2005 Salt Lake City Annual Meeting (October 16–19, 2005)

Paper No. 10
Presentation Time: 10:15 AM

TWO-STAGE PRESERVATION OF EOLIAN STRATA THROUGH DUNE MIGRATION FOLLOWED BY INFILLING OF INTERDUNES PERMIAN CEDAR MESA SANDSTONE, SE UTAH


LANGFORD, Richard, PEARSON, Krystal and DUNCAN, K.A., Geological Sciences, Univ of Texas at El Paso, 500 West University Avenue, El Paso, 79968, langford@geo.utep.edu

There are two commonly used models to explain preservation of eolian dune fields. Some dunes or draas are assumed to climb during migration in the same manner as climbing ripples in the “bedform climbing model”. When interdunes are stabilized groundwater, eolian stata can be preserved by rises in the water table beneath “Stokes surfaces”. However several features of the Cedar Mesa Sandstone in southern Utah do not fit either model. First, unconformity bounded units typically are upward fining, opposite to what should be expected through bedform climbing and difficult to explain with bypass surfaces.

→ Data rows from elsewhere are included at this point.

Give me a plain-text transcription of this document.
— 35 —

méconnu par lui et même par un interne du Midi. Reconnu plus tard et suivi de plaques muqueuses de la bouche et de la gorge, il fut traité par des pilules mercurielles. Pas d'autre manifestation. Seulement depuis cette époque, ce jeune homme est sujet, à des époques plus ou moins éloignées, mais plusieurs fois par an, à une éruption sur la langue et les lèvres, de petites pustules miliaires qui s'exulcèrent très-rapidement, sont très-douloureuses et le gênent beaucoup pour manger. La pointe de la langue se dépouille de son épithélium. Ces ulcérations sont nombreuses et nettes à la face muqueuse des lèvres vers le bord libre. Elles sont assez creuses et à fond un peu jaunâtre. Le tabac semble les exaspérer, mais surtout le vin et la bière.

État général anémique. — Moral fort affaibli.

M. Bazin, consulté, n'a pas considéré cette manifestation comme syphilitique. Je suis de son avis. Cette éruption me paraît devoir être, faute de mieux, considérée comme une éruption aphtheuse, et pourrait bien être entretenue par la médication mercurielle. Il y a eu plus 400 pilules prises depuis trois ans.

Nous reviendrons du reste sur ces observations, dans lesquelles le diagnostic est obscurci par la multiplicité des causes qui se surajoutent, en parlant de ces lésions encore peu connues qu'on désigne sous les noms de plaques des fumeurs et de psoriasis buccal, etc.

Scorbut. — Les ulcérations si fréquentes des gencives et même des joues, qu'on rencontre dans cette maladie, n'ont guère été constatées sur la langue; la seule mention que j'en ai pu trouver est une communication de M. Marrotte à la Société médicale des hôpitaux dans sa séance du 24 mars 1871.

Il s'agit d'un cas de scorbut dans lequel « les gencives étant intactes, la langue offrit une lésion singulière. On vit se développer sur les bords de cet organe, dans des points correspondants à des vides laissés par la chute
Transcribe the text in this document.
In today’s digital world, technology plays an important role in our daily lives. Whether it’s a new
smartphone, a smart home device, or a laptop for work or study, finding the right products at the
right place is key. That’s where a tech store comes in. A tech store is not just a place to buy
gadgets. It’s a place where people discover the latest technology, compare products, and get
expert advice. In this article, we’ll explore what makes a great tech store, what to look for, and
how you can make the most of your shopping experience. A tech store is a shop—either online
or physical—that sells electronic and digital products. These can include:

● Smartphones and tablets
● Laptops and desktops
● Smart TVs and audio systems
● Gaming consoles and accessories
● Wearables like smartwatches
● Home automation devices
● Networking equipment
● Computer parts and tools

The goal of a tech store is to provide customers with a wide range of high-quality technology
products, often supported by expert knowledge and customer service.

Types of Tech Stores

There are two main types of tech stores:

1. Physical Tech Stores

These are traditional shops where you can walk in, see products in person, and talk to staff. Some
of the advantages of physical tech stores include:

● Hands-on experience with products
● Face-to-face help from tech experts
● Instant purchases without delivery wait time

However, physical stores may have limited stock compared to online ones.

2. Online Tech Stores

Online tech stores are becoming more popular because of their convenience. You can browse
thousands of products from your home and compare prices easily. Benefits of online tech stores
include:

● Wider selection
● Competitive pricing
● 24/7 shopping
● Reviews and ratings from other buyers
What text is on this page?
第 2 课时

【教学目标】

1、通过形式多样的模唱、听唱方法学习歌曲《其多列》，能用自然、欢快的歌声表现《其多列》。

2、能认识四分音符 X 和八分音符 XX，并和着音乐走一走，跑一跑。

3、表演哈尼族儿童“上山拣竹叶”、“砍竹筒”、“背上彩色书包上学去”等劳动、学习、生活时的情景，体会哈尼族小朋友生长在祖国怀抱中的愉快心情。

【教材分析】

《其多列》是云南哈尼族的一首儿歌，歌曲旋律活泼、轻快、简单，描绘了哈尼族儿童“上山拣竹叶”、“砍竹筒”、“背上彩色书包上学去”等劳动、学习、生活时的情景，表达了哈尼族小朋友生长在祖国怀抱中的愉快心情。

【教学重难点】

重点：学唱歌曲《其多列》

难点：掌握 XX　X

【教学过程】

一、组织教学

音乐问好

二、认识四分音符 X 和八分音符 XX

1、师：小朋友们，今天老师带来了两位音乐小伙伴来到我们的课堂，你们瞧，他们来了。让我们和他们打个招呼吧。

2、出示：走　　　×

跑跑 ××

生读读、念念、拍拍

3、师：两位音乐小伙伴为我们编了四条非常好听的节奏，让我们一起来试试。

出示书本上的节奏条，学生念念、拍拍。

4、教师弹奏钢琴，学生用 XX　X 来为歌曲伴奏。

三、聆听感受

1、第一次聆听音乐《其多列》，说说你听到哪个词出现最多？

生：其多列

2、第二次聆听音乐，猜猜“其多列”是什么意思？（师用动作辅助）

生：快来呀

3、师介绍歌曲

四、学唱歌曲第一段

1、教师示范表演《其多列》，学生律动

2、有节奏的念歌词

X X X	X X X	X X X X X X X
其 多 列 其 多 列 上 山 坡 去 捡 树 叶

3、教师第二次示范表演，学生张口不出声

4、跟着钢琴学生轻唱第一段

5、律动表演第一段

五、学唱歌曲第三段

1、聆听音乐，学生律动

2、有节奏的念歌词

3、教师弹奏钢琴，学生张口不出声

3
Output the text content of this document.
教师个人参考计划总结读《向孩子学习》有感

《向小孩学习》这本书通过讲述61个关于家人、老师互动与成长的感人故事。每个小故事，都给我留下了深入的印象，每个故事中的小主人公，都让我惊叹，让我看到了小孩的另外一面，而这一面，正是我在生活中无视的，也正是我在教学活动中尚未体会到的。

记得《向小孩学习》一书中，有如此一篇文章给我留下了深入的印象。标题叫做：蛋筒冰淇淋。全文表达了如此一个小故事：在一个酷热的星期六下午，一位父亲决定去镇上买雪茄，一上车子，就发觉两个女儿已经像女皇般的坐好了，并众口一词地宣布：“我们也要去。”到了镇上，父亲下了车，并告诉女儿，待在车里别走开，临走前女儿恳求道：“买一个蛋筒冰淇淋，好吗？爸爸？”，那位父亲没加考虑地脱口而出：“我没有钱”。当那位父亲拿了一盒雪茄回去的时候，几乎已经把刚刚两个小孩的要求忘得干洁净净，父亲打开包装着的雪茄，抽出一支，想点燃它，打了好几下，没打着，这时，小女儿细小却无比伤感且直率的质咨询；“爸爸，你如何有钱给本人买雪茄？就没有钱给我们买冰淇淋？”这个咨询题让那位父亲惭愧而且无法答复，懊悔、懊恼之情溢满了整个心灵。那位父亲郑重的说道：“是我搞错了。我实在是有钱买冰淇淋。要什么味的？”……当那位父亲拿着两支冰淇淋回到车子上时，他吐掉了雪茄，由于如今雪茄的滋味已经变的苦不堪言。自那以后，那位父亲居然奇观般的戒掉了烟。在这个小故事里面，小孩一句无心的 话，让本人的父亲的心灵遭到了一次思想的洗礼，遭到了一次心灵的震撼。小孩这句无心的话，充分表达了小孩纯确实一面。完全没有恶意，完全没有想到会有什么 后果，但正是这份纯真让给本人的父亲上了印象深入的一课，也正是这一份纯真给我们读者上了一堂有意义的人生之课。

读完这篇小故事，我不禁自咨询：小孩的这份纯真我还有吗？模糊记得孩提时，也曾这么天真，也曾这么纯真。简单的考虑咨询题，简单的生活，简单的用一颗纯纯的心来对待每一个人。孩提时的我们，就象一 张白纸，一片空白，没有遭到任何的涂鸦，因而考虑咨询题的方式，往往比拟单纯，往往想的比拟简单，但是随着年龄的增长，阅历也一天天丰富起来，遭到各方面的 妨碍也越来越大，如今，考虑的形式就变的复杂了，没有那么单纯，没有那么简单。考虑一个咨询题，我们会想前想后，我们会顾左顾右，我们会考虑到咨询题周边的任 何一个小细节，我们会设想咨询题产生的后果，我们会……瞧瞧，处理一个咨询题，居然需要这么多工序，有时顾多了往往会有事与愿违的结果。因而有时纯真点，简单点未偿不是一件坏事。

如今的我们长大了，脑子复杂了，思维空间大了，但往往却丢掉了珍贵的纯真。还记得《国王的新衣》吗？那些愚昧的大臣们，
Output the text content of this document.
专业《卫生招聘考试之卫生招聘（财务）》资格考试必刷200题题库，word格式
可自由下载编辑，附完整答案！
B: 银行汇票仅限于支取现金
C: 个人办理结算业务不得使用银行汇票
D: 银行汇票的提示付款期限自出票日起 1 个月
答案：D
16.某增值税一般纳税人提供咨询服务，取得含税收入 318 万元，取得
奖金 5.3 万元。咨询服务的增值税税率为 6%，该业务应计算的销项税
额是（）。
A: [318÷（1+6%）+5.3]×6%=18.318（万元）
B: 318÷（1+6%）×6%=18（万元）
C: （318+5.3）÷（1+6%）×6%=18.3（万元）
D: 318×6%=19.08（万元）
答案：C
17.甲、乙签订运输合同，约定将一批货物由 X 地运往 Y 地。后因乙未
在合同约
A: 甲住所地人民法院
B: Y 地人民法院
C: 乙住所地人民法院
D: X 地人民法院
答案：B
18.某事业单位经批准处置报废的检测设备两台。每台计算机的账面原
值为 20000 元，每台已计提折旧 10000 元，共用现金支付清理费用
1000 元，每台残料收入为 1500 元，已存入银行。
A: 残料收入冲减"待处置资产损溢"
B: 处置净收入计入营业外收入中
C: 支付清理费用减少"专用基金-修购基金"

Second, high angle surfaces (5-20 degrees) climb both upwind and downwind entirely through the interval and laterally segments many units. Since conventional mapping of strata proved ineffective, detailed GPS mapping of a 5 km2 area in the was used to trace packages of eolian sediments and their intervening bounding surfaces through a 20 m thick super-bounding surface defined package in the Needles district of Canyonlands National Park. High angle bounding surfaces define dune complexes or draas that were spaced at intervals over a kilometer apart and were 650 to 800 m wide. Within the dune complexes, second-order surface dipping at up to 30 degrees separated sets of downclimbing dunes that marked alternations of barchanoid and transverse dunes during draa migration. The upper surfaces of the draas are eroded showing degradation as the intervening areas were filled with sand sheets and associated flood deposits. The dunes intertoungue with the sand sheets along the downwind margin of the draa, illustrating downwind migration of the dune masses over the inter-draa sand sheets. The Cedar Mesa illustrates a two stage history of eolian aggradation wherein draas are grow and migrate down wind , but then are deflated, with the intervening low filled with younger sand sheets to produce a layer of eolian sand.